La guerra de Ucrania ha acelerado una transformación ya en curso: el renacimiento de la política de bloques militares como principal forma de organización geopolítica. Por un lado, la ampliación y el fortalecimiento de la OTAN; por otro, la aparición de alianzas alternativas entre Rusia, China, Irán y otros actores del llamado «Sur Global». Esta lógica marca una ruptura definitiva con la ilusión posterior a la Guerra Fría de un mundo en el que se suponía que el derecho internacional sustituiría progresivamente a la fuerza.
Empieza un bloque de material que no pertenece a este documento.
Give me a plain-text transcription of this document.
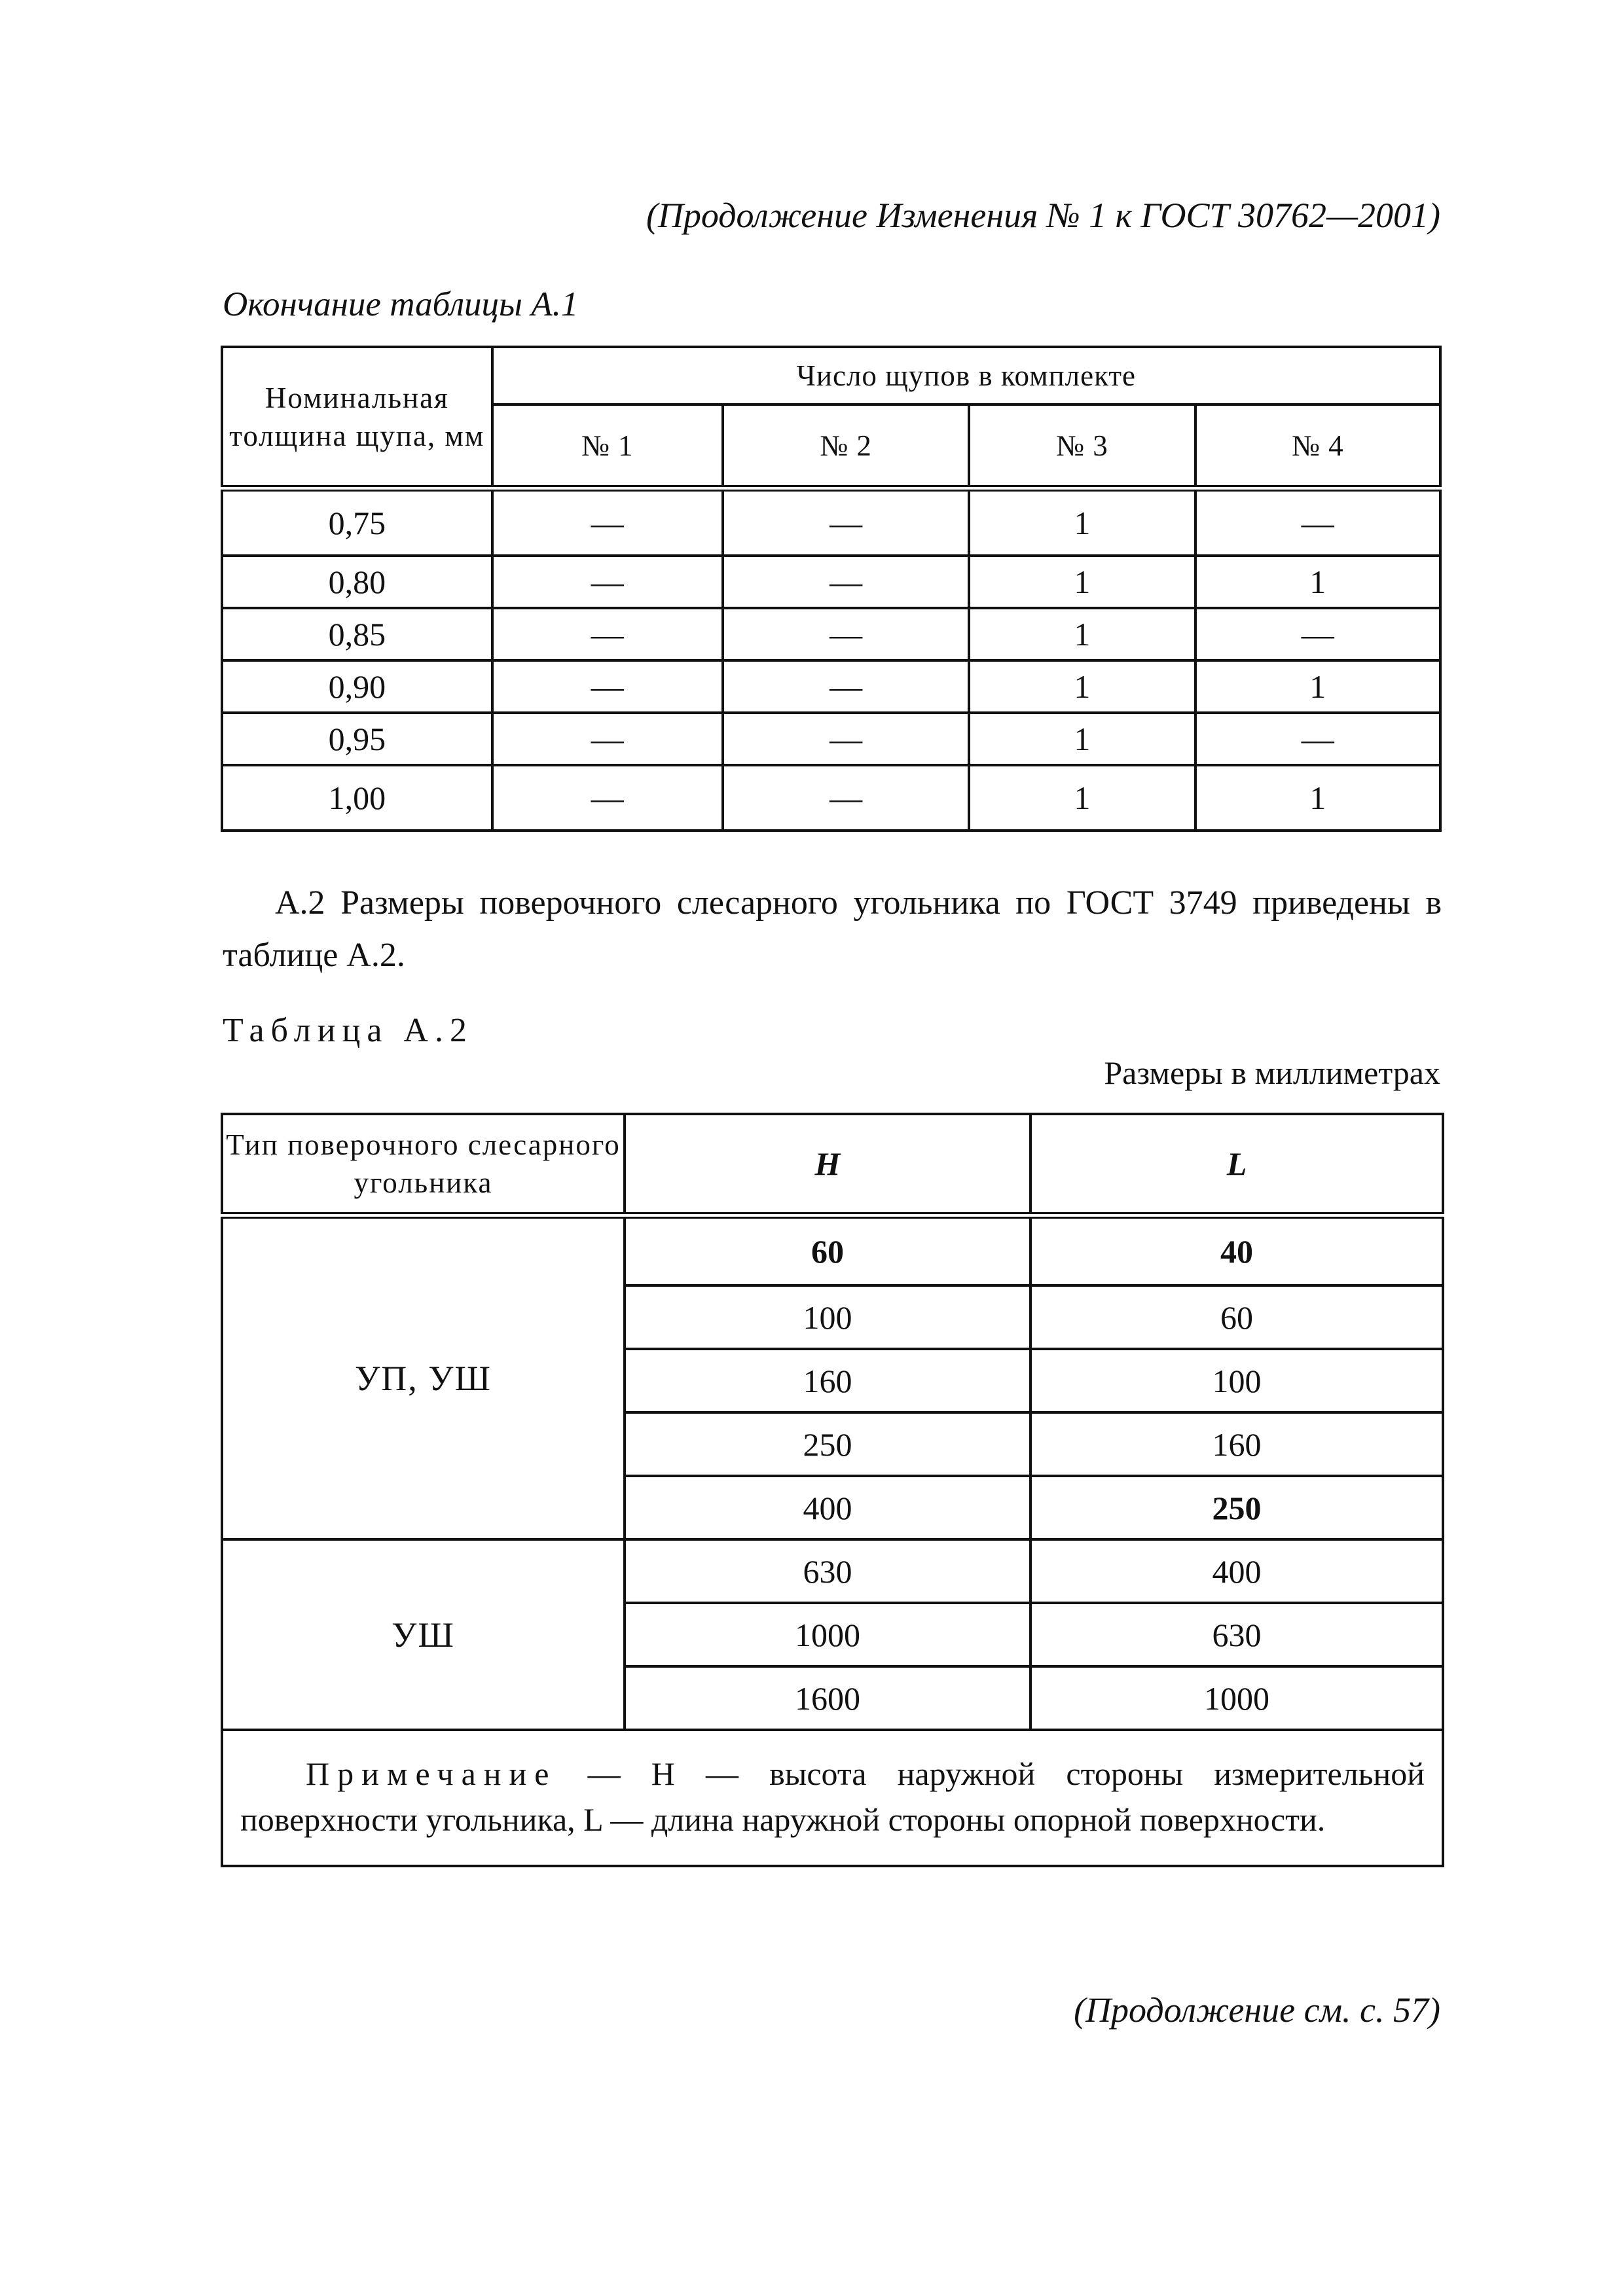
(Продолжение Изменения № 1 к ГОСТ 30762—2001)
Окончание таблицы А.1
Номинальная толщина щупа, мм	Число щупов в комплекте			
	№ 1	№ 2	№ 3	№ 4
0,75	—	—	1	—
0,80	—	—	1	1
0,85	—	—	1	—
0,90	—	—	1	1
0,95	—	—	1	—
1,00	—	—	1	1
А.2 Размеры поверочного слесарного угольника по ГОСТ 3749 приведены в таблице А.2.
Таблица А.2
Размеры в миллиметрах
Тип поверочного слесарного угольника	H	L
УП, УШ	60	40
	100	60
	160	100
	250	160
	400	250
УШ	630	400
	1000	630
	1600	1000
Примечание — H — высота наружной стороны измерительной поверхности угольника, L — длина наружной стороны опорной поверхности.		
(Продолжение см. с. 57)
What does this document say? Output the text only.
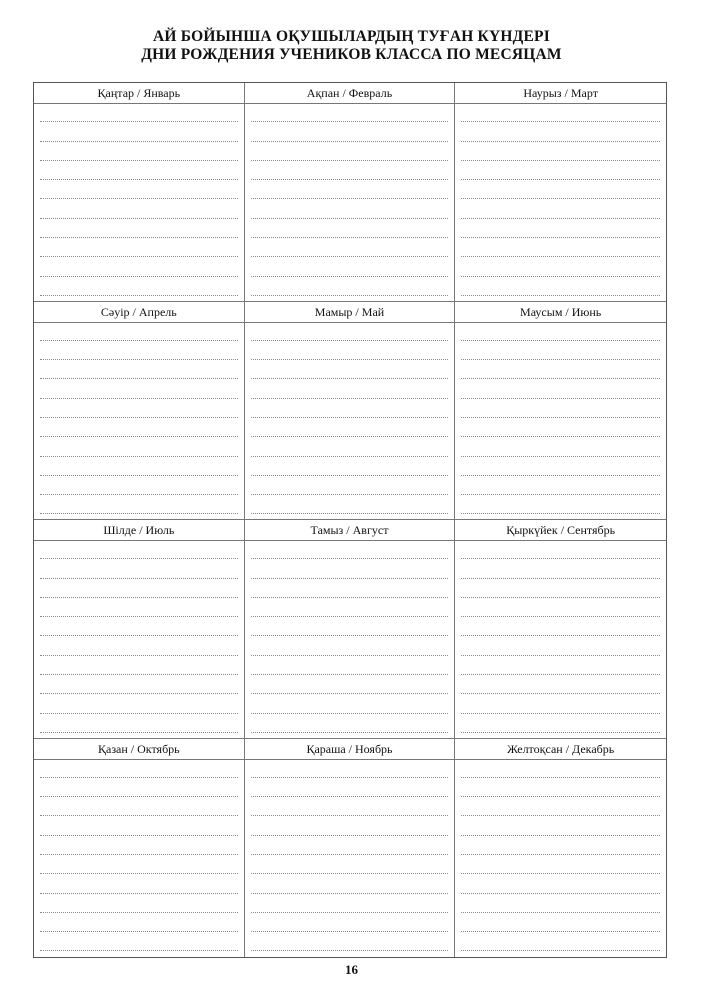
АЙ БОЙЫНША ОҚУШЫЛАРДЫҢ ТУҒАН КҮНДЕРІ
ДНИ РОЖДЕНИЯ УЧЕНИКОВ КЛАССА ПО МЕСЯЦАМ
Қаңтар / Январь	Ақпан / Февраль	Наурыз / Март
Сәуір / Апрель	Мамыр / Май	Маусым / Июнь
Шілде / Июль	Тамыз / Август	Қыркүйек / Сентябрь
Қазан / Октябрь	Қараша / Ноябрь	Желтоқсан / Декабрь
16
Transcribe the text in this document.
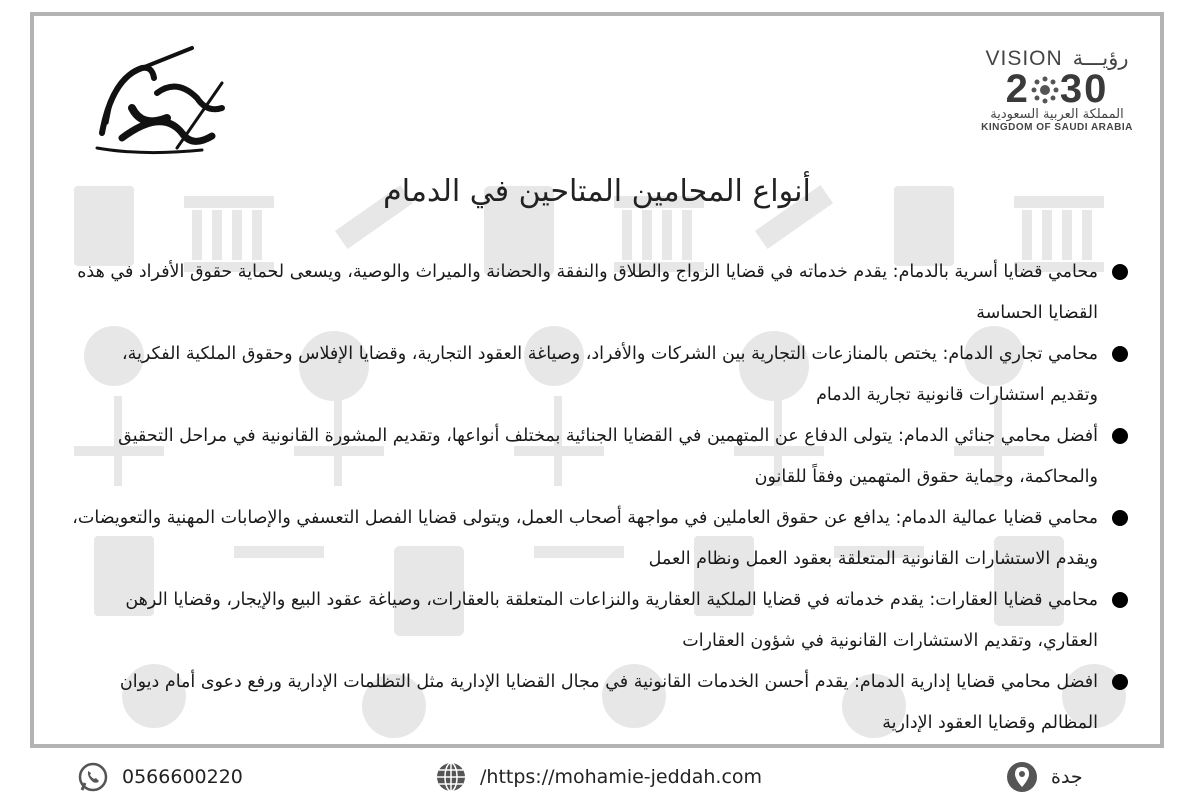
VISION رؤيـــة
2 30
المملكة العربية السعودية
KINGDOM OF SAUDI ARABIA
أنواع المحامين المتاحين في الدمام
محامي قضايا أسرية بالدمام: يقدم خدماته في قضايا الزواج والطلاق والنفقة والحضانة والميراث والوصية، ويسعى لحماية حقوق الأفراد في هذه القضايا الحساسة
محامي تجاري الدمام: يختص بالمنازعات التجارية بين الشركات والأفراد، وصياغة العقود التجارية، وقضايا الإفلاس وحقوق الملكية الفكرية، وتقديم استشارات قانونية تجارية الدمام
أفضل محامي جنائي الدمام: يتولى الدفاع عن المتهمين في القضايا الجنائية بمختلف أنواعها، وتقديم المشورة القانونية في مراحل التحقيق والمحاكمة، وحماية حقوق المتهمين وفقاً للقانون
محامي قضايا عمالية الدمام: يدافع عن حقوق العاملين في مواجهة أصحاب العمل، ويتولى قضايا الفصل التعسفي والإصابات المهنية والتعويضات، ويقدم الاستشارات القانونية المتعلقة بعقود العمل ونظام العمل
محامي قضايا العقارات: يقدم خدماته في قضايا الملكية العقارية والنزاعات المتعلقة بالعقارات، وصياغة عقود البيع والإيجار، وقضايا الرهن العقاري، وتقديم الاستشارات القانونية في شؤون العقارات
افضل محامي قضايا إدارية الدمام: يقدم أحسن الخدمات القانونية في مجال القضايا الإدارية مثل التظلمات الإدارية ورفع دعوى أمام ديوان المظالم وقضايا العقود الإدارية
0566600220	/https://mohamie-jeddah.com	جدة
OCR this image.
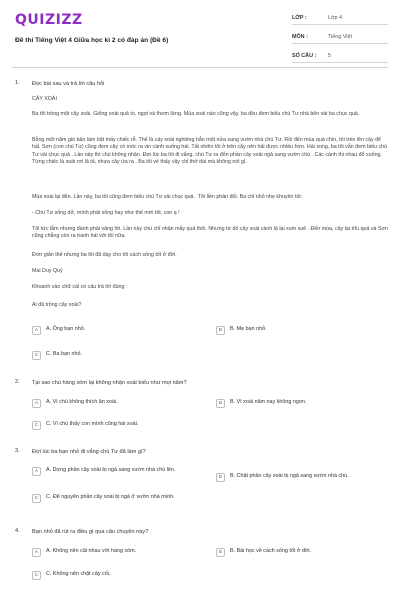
QUIZIZZ
Đề thi Tiếng Việt 4 Giữa học kì 2 có đáp án (Đề 6)
LỚP :	Lớp 4
MÔN :	Tiếng Việt
SỐ CÂU :	5
1. Đọc bài sau và trả lời câu hỏi
CÂY XOÀI
Ba tôi trồng một cây xoài. Giống xoài quả to, ngọt và thơm lừng. Mùa xoài nào cũng vậy, ba đều đem biếu chú Tư nhà bên vài ba chục quả.
Bỗng một năm gió bão làm bật mấy chiếc rễ. Thế là cây xoài nghiêng hẳn một nửa sang vườn nhà chú Tư. Rồi đến mùa quả chín, tôi trèo lên cây để hái. Sơn (con chú Tư) cũng đem cây cò móc ra vin cành xuống hái. Tất nhiên tôi ở trên cây nên hái được nhiều hơn. Hái xong, ba tôi vẫn đem biếu chú Tư vài chục quả . Lần này thì chú không nhận. Đợi lúc ba tôi đi vắng, chú Tư ra đốn phần cây xoài ngả sang vườn chú . Các cành thi nhau đổ xuống. Từng chiếc lá xoài rơi lả tả, nhựa cây ứa ra . Ba tôi về thấy vậy chỉ thở dài mà không nói gì.
Mùa xoài lại đến. Lần này, ba tôi cũng đem biếu chú Tư vài chục quả . Tôi liền phản đối. Ba chỉ nhỏ nhẹ khuyên tôi:
- Chú Tư sống dở, mình phải sống hay như thế mới tốt, con ạ !
Tôi tức lắm nhưng đành phải vâng lời. Lần này chú chỉ nhận mấy quả thôi. Nhưng từ đó cây xoài cành lá lại xum xuê . Đến mùa, cây lại trĩu quả và Sơn cũng chẳng còn ra tranh hái với tôi nữa.
Đơn giản thế nhưng ba tôi đã dạy cho tôi cách sống tốt ở đời.
Mai Duy Quý
Khoanh vào chữ cái có câu trả lời đúng :
Ai đã trồng cây xoài?
A	A. Ông bạn nhỏ.	B	B. Mẹ bạn nhỏ.
C	C. Ba bạn nhỏ.
2. Tại sao chú hàng xóm lại không nhận xoài biếu như mọi năm?
A	A. Vì chú không thích ăn xoài.	B	B. Vì xoài năm nay không ngon.
C	C. Vì chú thấy con mình cũng hái xoài.
3. Đợi lúc ba bạn nhỏ đi vắng chú Tư đã làm gì?
A	A. Dựng phần cây xoài bị ngả sang vườn nhà chú lên.
B	B. Chặt phần cây xoài bị ngả sang vườn nhà chú.
C	C. Để nguyên phần cây xoài bị ngả ở vườn nhà mình.
4. Bạn nhỏ đã rút ra điều gì qua câu chuyện này?
A	A. Không nên cãi nhau với hàng xóm.	B	B. Bài học về cách sống tốt ở đời.
C	C. Không nên chặt cây cối.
Estamos, por el contrario, ante el brutal retorno del mundo bipolar, cuyos efectos vemos en Ucrania y Palestina.
La Unión Europea, que podría haberse propuesto como tercer polo autónomo, como estabilizador y como mediador entre las dos potencias ruso-estadounidenses (y en el Mediterráneo con Palestina), ha optado por ponerse acríticamente del lado del bloque atlántico: el resultado es una subordinación diplomática y militar de la que no parece haber salida.
Pero precisamente porque el mundo se recompone en torno a la lógica militar, resulta aún más urgente defender, redefinir y promover el papel del derecho internacional como base común: una Europa que renuncia a esta tarea no sólo se traiciona a sí misma, sino que contribuye enormemente a la desestabilización de regiones enteras, al estallido de nuevos conflictos y al mantenimiento de un perpetuo estado de guerra.
En resumen, Europa ha muerto en Gaza, pero la lógica militar y el rearme no la salvarán. Al igual que no salvará a los ucranianos ni a los palestinos."